The Gamecocks have come a long way in a relatively short amount of time for its fans to be taking 10-win seasons for granted already, but the team will have to wait until next for a shot at taking the next step.
Is that Clemson football? After the game, several Clemson players -- including Sammy Watkins -- said their play against South Carolina over the past few years hasn't been representative of how good the Tigers really are. It's true that teams simply have bad games sometimes, as anyone who watched the nightmare in Knoxville, Tenn., this season would confirm.
It's also true that the Tigers haven't had their best performances against the Gamecocks recently. But the question remains: Is Clemson's poor play a result of implosions that just happen to coincide with a particular Saturday at the end of November? Or is it rather a result of South Carolina drawing up a gameplan to beat the Tigers and executing it?
Does defensive coordinator Lorenzo Ward have a secret voodoo doll of Tajh Boyd that he uses to manipulate Boyd's decision-making and pass attempts, or does Ward just understand that spread offenses can be thwarted with physicality and consistent pressure on the quarterback?
Did Clemson hand the ball over to South Carolina? Or did the Gamecocks take it away? A mixture of both, perhaps?
And while we're at it, why have Clemson's five-straight self-destructions occurred against South Carolina, rather than -- say -- Wake Forest?

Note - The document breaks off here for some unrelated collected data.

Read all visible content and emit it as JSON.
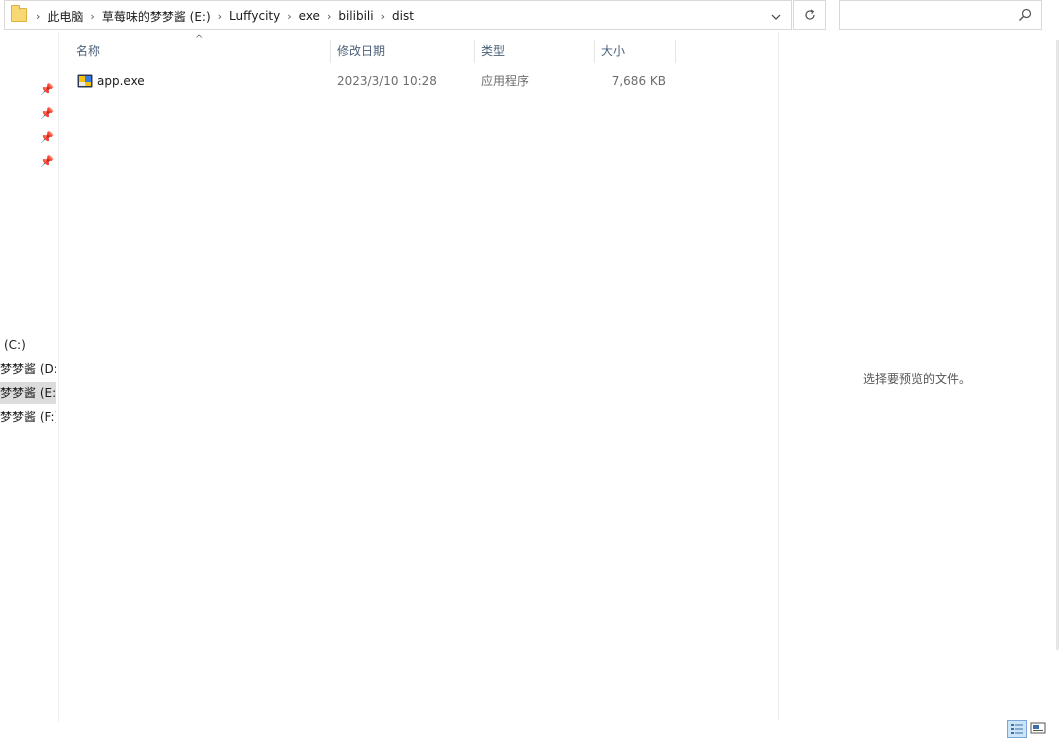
{
  "address_bar": {
    "breadcrumbs": [
      "此电脑",
      "草莓味的梦梦酱 (E:)",
      "Luffycity",
      "exe",
      "bilibili",
      "dist"
    ]
  },
  "search": {
    "placeholder": ""
  },
  "nav_pane": {
    "drives": [
      "(C:)",
      "梦梦酱 (D:",
      "梦梦酱 (E:",
      "梦梦酱 (F:)"
    ],
    "selected_drive_index": 2
  },
  "columns": {
    "name": "名称",
    "date_modified": "修改日期",
    "type": "类型",
    "size": "大小"
  },
  "files": [
    {
      "name": "app.exe",
      "date_modified": "2023/3/10 10:28",
      "type": "应用程序",
      "size": "7,686 KB"
    }
  ],
  "preview": {
    "message": "选择要预览的文件。"
  },
  "icons": {
    "folder": "folder-icon",
    "dropdown": "chevron-down-icon",
    "refresh": "refresh-icon",
    "search": "search-icon",
    "pin": "pin-icon",
    "details_view": "details-view-icon",
    "large_icons_view": "large-icons-view-icon"
  },
  "colors": {
    "selected_drive": "#dcdcdc",
    "column_header_text": "#4c607a",
    "active_view_button": "#cce4f7"
  }
}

Consider, as food for thought, that against bottom-100 defenses this season, Clemson is 10-0 and averages 535.7 yards per game and 41.5 points per game. But against top-20 defenses, the Tigers are 0-2 and average 339 yards per game and 15.5 points per game. Again, just food for thought.
Is Connor Shaw the greatest Gamecock quarterback of all time? Only if you measure greatness by the number of wins, winning percentage, and even the worth of his intangibles.